Videos for the weekend

12th January 2013

Always looking for the new and different, I am extending this blog’s ‘Links for the weekend’ (see tomorrow) with a complementary post that features just videos. Which doesn’t mean that I won’t include videos in the ‘Links’ but rather that this will provide me with a focus to look out different kinds of stuff. Some of the videos will be topical (like the Quentin Tarantino interview below), while others may be quirky choices from long ago that I happened across during the week. Wherever possible, I will embed the videos here, but on occasions I will include links to sites that do not allow this. I will also aim to include things that are going to stay around, so this is not the place for time-restricted BBC iPlayer tips. As for the detail above of Paul Emsley’s new portrait of the Duchess of Cambridge, unveiled yesterday at the National Portrait Gallery, see no 10 below. 

1. Quentin Tarantino on Channel 4 News

‘I’m shutting your butt down,’ shouts the director as Krishnan Guru-Murthy pushes him on the possible link between violence on the screen and the real world. 8 min 36 sec.

2. 50 Essential Chinese Films

Kevin B. Lee’s Keyframe video is an astonishing compilation, about which he writes very thoughtfully in an essential Fandor blog post which also includes credits for each film included. 6 min 53 sec.

3. Trailer for No (2012)

Released in the UK on 8 February, No is a new (and newly Oscar-nominated) Chilean movie set inside the media team for voting against Pinochet in the 1988 referendum. Pablo Larrain directs what many think is one of the best-ever movies about politics and media. 1 min 29 sec.

4. Snow (1963)

Courtesy of the BFI’s YouTube channel (and programmed here because of this weekend’s weather warnings), this is Geoffrey Jones’ wonderful short, made for British Transport Films and cut to a sensational Johnny Hawksworth score. BBC Radiophonic Workshop wonder woman Daphne Oram receives a ‘Music Effects’ credit. If you’ve never seen it before, you’ll love it – and it will make you think about the possibilities of sponsored documentaries in a quite new way. 7 min 47 sec.

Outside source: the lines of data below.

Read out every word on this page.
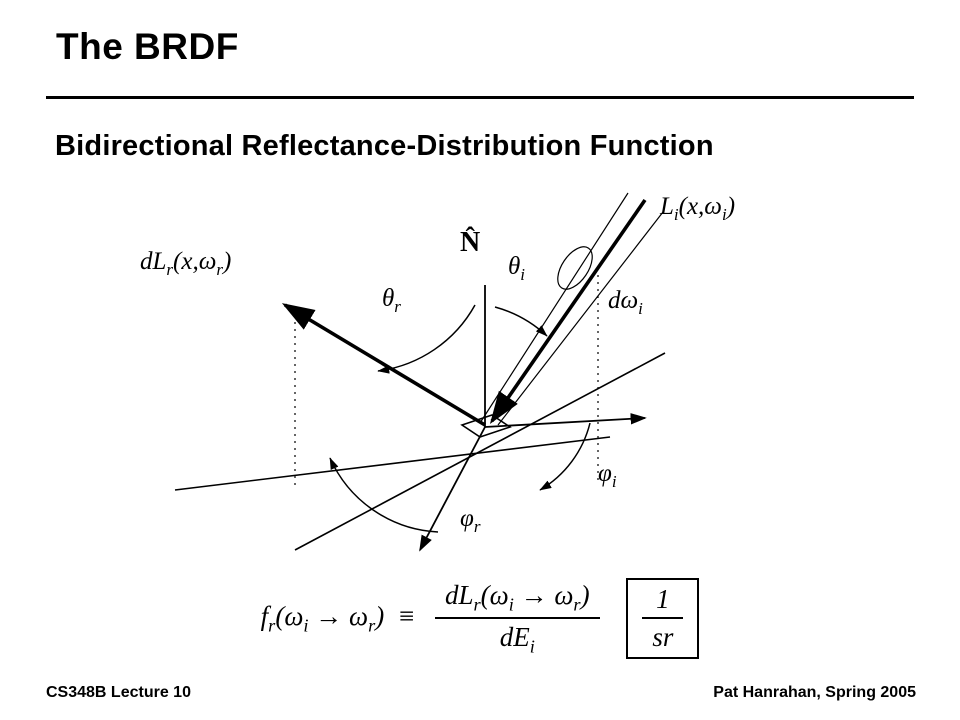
The BRDF
Bidirectional Reflectance-Distribution Function
$L_i(x,\omega_i)$
$dL_r(x,\omega_r)$
N̂
$\theta_i$
$\theta_r$	$d\omega_i$
$\varphi_i$
$\varphi_r$
$f_r(\omega_i \to \omega_r) \equiv \frac{dL_r(\omega_i \to \omega_r)}{dE_i}$
$\frac{1}{sr}$
CS348B Lecture 10	Pat Hanrahan, Spring 2005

5. Alan Rusbridger plays Chopin

In a charming video the Guardian’s editor reflects on taking up the piano again as an adult and learning to play Chopin’s first Ballade. 4 min 48 sec.


6. Eugene Onegin trailer

In the wake of Royal Opera LIVE on Monday, during which we saw early rehearsals for this production, here is the moody Royal Opera House trailer for Kasper Holten’s new production of Tchaikovsky’s great opera. There is more here about the production, which is shown live in cinemas on 20 February. 1 min 04 sec.

7. This is the BBC (1959)

… and this is one of the great documentaries about television, directed by Richard Cawston as a celebration of the BBC. The structure is a-day-in-the-life and there’s no commentary, just a dazzling montage of sounds and sights. I keep meaning to write more fully about the film – and perhaps featuring it here will encourage me to do that. The presentation on YouTube is courtesy of the Alexandra Palace Television Society. 81 min 53 sec.

8. Tate Shots: Kurt Schwitters – Merz Barn

The German artist Kurt Schwitters lived the last years of his life in exile in the Lake District where he constructed a final, extraordinary work. The latest Tate Shots is tied in to the forthcoming Schwitters in Britain exhibition which opens at Tate Britain on 30 January. 2 min 30 sec.

9.1913 | Dynamism of a Soccer Player by Umberto Boccioni

MoMA’s Chief Curator for Painting and Sculpture Ann Temkin introduces Boccioni’s futurist masterpiece from one hundred years ago. 1 min 17 secs.

10. HRH The Duchess of Cambridge

At Illuminations my colleague Linda Zuck, working with editor Todd Macdonald, produced this short video about Paul Emsley’s new portrait for the National Portrait Gallery. The painting, unveiled yesterday, has had a fairly rocky reception so far. 3 min 30 sec.

Comments

  1. Helene says:

    Well, I certainly enjoyed “Snow.” And the Hawksworth score makes for a great treadmill workout (except for the running part … bad for the knees).